O PAD é ativado, a "bota" é lançada ao ar. A perseguição é a tentativa desesperada do Gigante de esmagar a barata que ousou voar.

Aqui reside a beleza e a eficácia da metáfora. A barata voadora não está mais indefesa no chão. Ela usa a sua nova capacidade para fugir e, mais importante, para se defender.

O Policial Penal que voa, que recusa a ordem ilegal, transforma o PAD, que deveria ser a sua destruição, em sua maior defesa.

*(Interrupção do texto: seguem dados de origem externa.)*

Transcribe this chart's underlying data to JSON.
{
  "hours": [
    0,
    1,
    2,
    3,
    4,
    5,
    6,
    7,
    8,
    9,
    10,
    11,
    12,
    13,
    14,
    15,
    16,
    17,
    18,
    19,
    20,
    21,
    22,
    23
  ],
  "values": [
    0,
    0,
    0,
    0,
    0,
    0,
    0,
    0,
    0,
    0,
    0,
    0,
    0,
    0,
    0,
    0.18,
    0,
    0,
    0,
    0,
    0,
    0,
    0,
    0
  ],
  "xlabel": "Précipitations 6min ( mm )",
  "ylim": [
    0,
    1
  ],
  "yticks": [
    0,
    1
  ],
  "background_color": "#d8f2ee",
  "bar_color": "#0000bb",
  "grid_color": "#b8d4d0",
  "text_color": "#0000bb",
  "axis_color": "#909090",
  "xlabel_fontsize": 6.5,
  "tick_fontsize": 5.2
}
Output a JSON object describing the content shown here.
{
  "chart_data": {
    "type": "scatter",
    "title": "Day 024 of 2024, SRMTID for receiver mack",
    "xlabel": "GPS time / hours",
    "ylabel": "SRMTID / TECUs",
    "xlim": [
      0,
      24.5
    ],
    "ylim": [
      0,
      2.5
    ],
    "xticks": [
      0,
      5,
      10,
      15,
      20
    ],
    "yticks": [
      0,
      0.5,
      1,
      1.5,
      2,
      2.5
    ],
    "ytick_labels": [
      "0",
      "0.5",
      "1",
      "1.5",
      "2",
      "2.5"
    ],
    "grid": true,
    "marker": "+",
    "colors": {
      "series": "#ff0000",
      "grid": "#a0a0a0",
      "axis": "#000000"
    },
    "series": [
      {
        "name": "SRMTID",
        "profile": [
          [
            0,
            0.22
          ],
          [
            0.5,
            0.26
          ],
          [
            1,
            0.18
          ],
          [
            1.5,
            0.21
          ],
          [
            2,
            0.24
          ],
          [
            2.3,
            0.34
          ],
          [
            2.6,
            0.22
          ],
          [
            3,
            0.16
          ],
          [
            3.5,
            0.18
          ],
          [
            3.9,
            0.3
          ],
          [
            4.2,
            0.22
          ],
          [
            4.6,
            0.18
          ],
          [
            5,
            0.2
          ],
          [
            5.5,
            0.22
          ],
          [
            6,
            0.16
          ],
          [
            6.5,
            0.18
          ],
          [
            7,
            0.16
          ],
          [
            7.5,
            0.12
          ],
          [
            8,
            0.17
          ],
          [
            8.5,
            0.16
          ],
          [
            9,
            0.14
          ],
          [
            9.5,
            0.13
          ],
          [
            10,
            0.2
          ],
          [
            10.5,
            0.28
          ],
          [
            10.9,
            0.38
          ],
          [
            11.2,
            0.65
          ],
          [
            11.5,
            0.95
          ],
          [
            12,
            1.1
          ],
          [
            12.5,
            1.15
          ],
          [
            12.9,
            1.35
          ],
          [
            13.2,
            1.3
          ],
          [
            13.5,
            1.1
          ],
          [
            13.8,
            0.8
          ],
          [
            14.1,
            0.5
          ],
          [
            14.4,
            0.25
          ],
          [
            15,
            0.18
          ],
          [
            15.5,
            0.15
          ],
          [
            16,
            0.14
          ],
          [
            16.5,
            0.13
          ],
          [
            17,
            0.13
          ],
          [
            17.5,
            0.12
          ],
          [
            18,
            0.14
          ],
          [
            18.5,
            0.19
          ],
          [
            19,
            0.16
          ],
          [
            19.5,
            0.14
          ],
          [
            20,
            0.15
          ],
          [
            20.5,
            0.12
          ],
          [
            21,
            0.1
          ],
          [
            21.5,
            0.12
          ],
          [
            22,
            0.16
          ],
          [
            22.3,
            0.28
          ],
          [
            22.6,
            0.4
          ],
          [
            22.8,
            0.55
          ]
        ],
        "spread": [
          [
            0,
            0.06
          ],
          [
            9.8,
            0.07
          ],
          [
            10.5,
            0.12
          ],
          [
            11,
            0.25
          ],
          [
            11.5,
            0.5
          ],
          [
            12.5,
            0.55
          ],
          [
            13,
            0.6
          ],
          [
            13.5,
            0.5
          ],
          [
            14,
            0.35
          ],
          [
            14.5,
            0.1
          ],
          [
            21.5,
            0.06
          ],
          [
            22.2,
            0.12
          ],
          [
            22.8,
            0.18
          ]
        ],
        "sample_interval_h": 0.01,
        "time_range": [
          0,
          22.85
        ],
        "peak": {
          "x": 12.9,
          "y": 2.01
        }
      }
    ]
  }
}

Ao se recusar a cumprir a ordem ilegal e ao exigir a formalização, o agente cria a prova material de sua boa-fé. Ele demonstra que sua conduta foi motivada pelo dever de legalidade, e não pela insubordinação gratuita.

No processo administrativo, a defesa do agente penal será imbatível:

"Eu não desobedeci à hierarquia; eu obedeci à Lei, que é hierarquicamente superior."

"Minha ação foi preventiva; evitei que o Estado fosse manchado por um ilícito e evitei ser coautor de um crime."

O policial penal voador pode provar que o PAD é apenas uma retaliação. Ao ser imediatamente ameaçado após a recusa, ele demonstra que o processo não tem finalidade correcional (corrigir uma falha real), mas sim vingança (punir a obediência à Lei).

A jurisprudência e a doutrina administrativa não toleram o "desvio de finalidade". Se o PAD foi aberto para punir a Legalidade, e não a ilegalidade, ele é viciado e deve ser arquivado. O grito histérico do Superior se torna a prova cabal de que o processo é uma caça ilegal.

O PAD, que era a bota, se transforma no tribunal do Superior. O processo, que deveria julgar o subordinado, acaba expondo a ilegalidade da chefia. A Barata Voadora, ao se defender com a Lei, força o Gigante a justificar seus atos perante o sistema de justiça e controle.

O resultado, quando a defesa é bem conduzida e a recusa é legalmente fundamentada, é o arquivamento do PAD.

O agente escapa da perseguição e, crucialmente, impede a exoneração. Ele prova que o caminho da Legalidade, embora arriscado, é o único que oferece uma blindagem real e duradoura. Ele se torna o policial que voa — um modelo para os rastejantes e um terror para os Gigantes.

O Legado do Policial que Ousa Voar

O Policial Penal que enfrenta seus superiores hierárquicos com ordens ilegais, não para desafiar o poder, mas para defender a Lei, é a Barata Voadora do serviço público. Ele descobriu que o medo é o que mantém as asas presas e que a coragem é a energia para o voo.

Sua história é um lembrete vital para todo e qualquer servidor:

Conheça suas asas: A Legalidade é o seu maior poder. Estude a Constituição e o Estatuto que rege sua função.

Não se curve ao crime: O dever de obediência cessa onde começa a ilegalidade ou a imoralidade.

Use o voo a seu favor: A recusa legal e formalizada é o seu escudo contra a retaliação. O PAD, neste contexto, é a prova de que você estava no caminho certo.

Que o grito histérico da autoridade abusiva jamais o faça rastejar novamente. Que a coragem de voar seja a bússola que guia todo agente público a serviço do Estado de Direito. Pois quem voa pela Lei, jamais será esmagado pela bota da ilegalidade.